\section{On the Application to Image Explanations}
\label{sec: Experimental Setup}
We use the proposed Sign Entropy regularization method to provide consistent explanations for images. Additionally, to generate perturbed images for learning the surrogate model, we used Adaptive-blur from \citep{Bora_2024_CVPR}. We conduct a series of experiments to demonstrate the applicability of the proposed approach to obtain consistent explanations. Two pre-trained image classification models - InceptionV3 \citep{szegedy2016rethinking} and ResNet50 \citep{he2016deep} initialized with ImageNet weights on the Oxford-IIIT Pet Dataset \cite{parkhi12a} and Pascal VOC 2007 \citep{pascal-voc-2007} dataset were used to evaluate the proposed approach\footnote{We use a kernel size of (5,5) for Gaussian Blur (similar to \cite{Bora_2024_CVPR}). The code for SOTA methods were obtained from the github repositories: BayLIME \citep{baylimerepo}, LIME and SLICE \citep{Bora_2024_CVPR}.}.


We compare our method against LIME, BayLIME and SLICE. We use BayLIME with Grad-CAM as prior for our comparison, as it was demonstrated to have superior consistency and fidelity in comparison to LIME \citep{zhao2021baylime}. We randomly selected 50 images from each of the mentioned datasets and analyze both DL models for 20 repeated and distinct runs. We computed the consistency and fidelity scores for each image-model and averaged them across all the 20 distinct runs. We follow similar settings as outlined in \citep{Bora_2024_CVPR} to conduct our ablation study as presented in \Cref{tab:ablation_components}. Statistical significance of our findings is provided using Wilcoxon Signed Rank test \citep{virtanen2020scipy} benefiting from a non-parametric nature of the test. The threshold of p-value to reject the Null Hypothesis is set at the commonly used threshold of 0.05 and to measure the effect size, we have employed Common Language Effect Size (CLES) \citep{mcgraw1992common} \citep{vargha2000critique}. 
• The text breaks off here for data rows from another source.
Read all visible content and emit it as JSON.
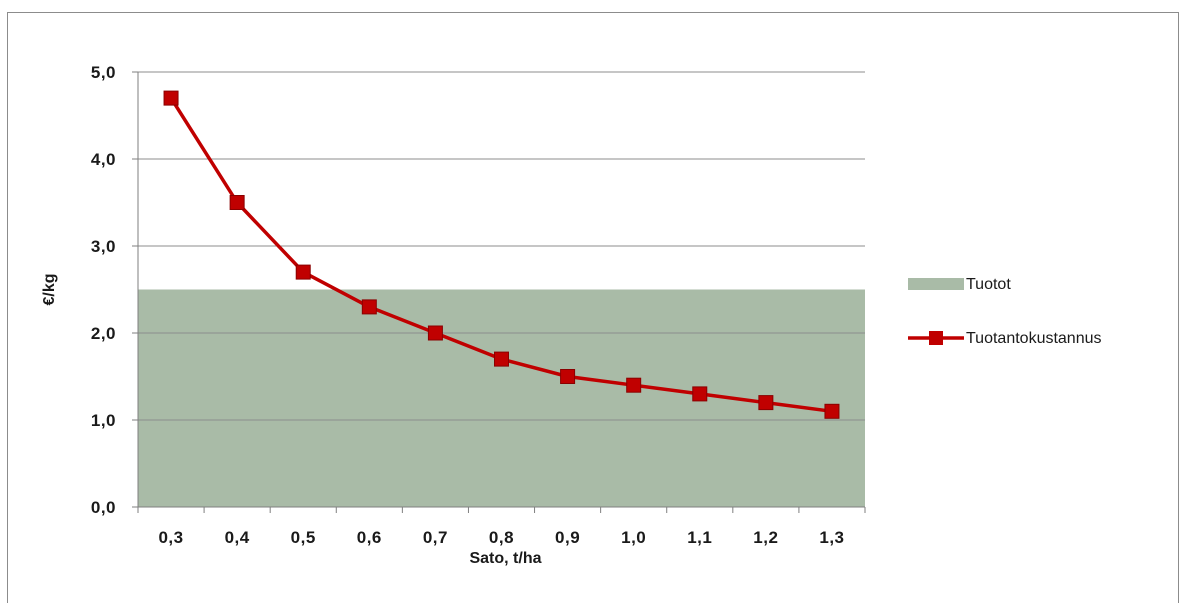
{
  "chart_data": {
    "type": "line",
    "xlabel": "Sato, t/ha",
    "ylabel": "€/kg",
    "categories": [
      "0,3",
      "0,4",
      "0,5",
      "0,6",
      "0,7",
      "0,8",
      "0,9",
      "1,0",
      "1,1",
      "1,2",
      "1,3"
    ],
    "ylim": [
      0,
      5
    ],
    "yticks": [
      0,
      1,
      2,
      3,
      4,
      5
    ],
    "ytick_labels": [
      "0,0",
      "1,0",
      "2,0",
      "3,0",
      "4,0",
      "5,0"
    ],
    "grid": true,
    "legend_position": "right",
    "series": [
      {
        "name": "Tuotot",
        "kind": "area",
        "color": "#a9bba7",
        "values": [
          2.5,
          2.5,
          2.5,
          2.5,
          2.5,
          2.5,
          2.5,
          2.5,
          2.5,
          2.5,
          2.5
        ]
      },
      {
        "name": "Tuotantokustannus",
        "kind": "line",
        "marker": "square",
        "color": "#c00000",
        "values": [
          4.7,
          3.5,
          2.7,
          2.3,
          2.0,
          1.7,
          1.5,
          1.4,
          1.3,
          1.2,
          1.1
        ]
      }
    ]
  }
}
\subsection{Evaluation Metrics}
\label{sub:evaluation_metrics}
For a fair comparison of consistency and fidelity of our proposed 
 approach with the SOTA approaches we use the Combined Consistency Metric (CCM) from \citep{Bora_2024_CVPR}. CCM is defined as below:
\[
CCM_{M, I}^{xp} = (1-ASFE_{M, I}^{xp})*ARS_{M, I}^{xp}
\label{eqn:eqn-10}
\]
\noindent where, $ASFE_{M, I}^{xp}$ denotes the Average Sign Flip Entropy of the coefficients and $ARS_{M, I}^{xp}$ denotes the Rank Similarity of the superpixels in the explanations for a model $M$ and image $I$. $ASFE_{M, I}^{xp}$ ranges from 0 to 1 with a lower value indicating more consistency and $ARS_{M, I}^{xp}$ ranges from 0 to 1 with a higher value indicating better consistency. $CCM_{M, I}^{xp}$ ranges between [0,1] where 0 denotes low consistency and 1 denotes full consistency in both Sign Entropy and superpixel importance ranks (Details provided in \Cref{sup:definitions} in supplementary). Further, adapted Area Under Perturbation Curve (AOPC) \citep{Bora_2024_CVPR} and Insertion and Deletion Area Under the Curve metrics \citep{petsiuk2018rise} are used for measuring the fidelity of explanations.